Fui lá conferir a mercadoria. Havia tracajás e tartarugas de todo tamanho, dos miúdos (dois palmos de peito) aos parrudos (três palmos e meio), num total de 130 quelônios.
Na base do um pelo outro, ofereci R$ 1.200,00 pelo lote. O irmão do Nelson devia estar louco pra se livrar da encrenca porque nem regateou.
Como na minha casa não havia lugar disponível para guardar aquela montanha de quelônios, liguei para o velho indagando se podia deixar “alguns pitiús na piscina da casa dele”.
Outro emérito comedor de tartarugas, papai concordou.

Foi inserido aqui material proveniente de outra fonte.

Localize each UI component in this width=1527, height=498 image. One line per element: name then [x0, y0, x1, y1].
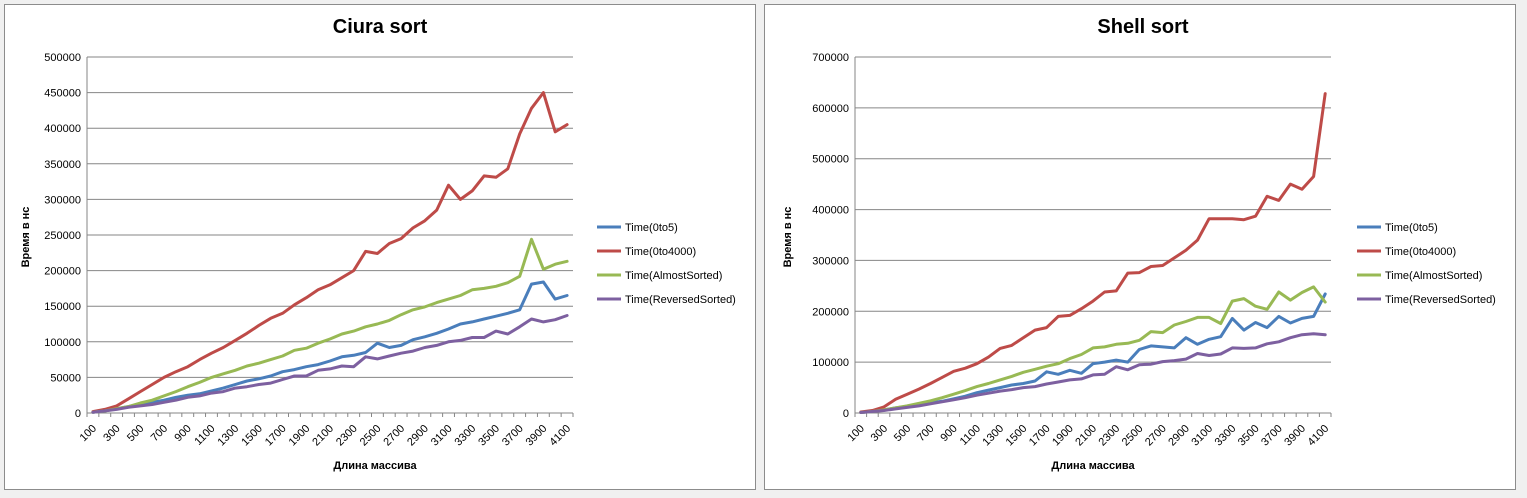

Na seqüência, pedi para o Nelson transportar a mercadoria lá pra casa do velho. Era uma sexta-feira.
O Nelson encheu o carro com uns 18 tracajás e deu a primeira viagem.
– “Seo” Simão, o Simãozinho pediu para o senhor guardar aí dentro da sua piscina esses bichos de casco...
O velho Simão, supondo tratar-se de um ou dois tracajás, não deu a mínima.
– Tudo bem, pode deixar aí...
Quando viu a quantidade de tracajás, o velho começou a suar frio.
Meia hora depois, Nelson estava de volta, trazendo mais 25 tracajás. Depois de descarregar a mercadoria, ele indagou:
– Tudo bem, “seo” Simão?...
– Mais ou menos... – respondeu o velho, tomando um suco de maracujá, enquanto a Dulce preparava um chazinho de camomila com erva doce.
Na terceira viagem – com mais 35 tracajás sendo desembarcados –, o velho Simão falou:
– Olha, Nelson, esse negócio tá ficando meio complicado...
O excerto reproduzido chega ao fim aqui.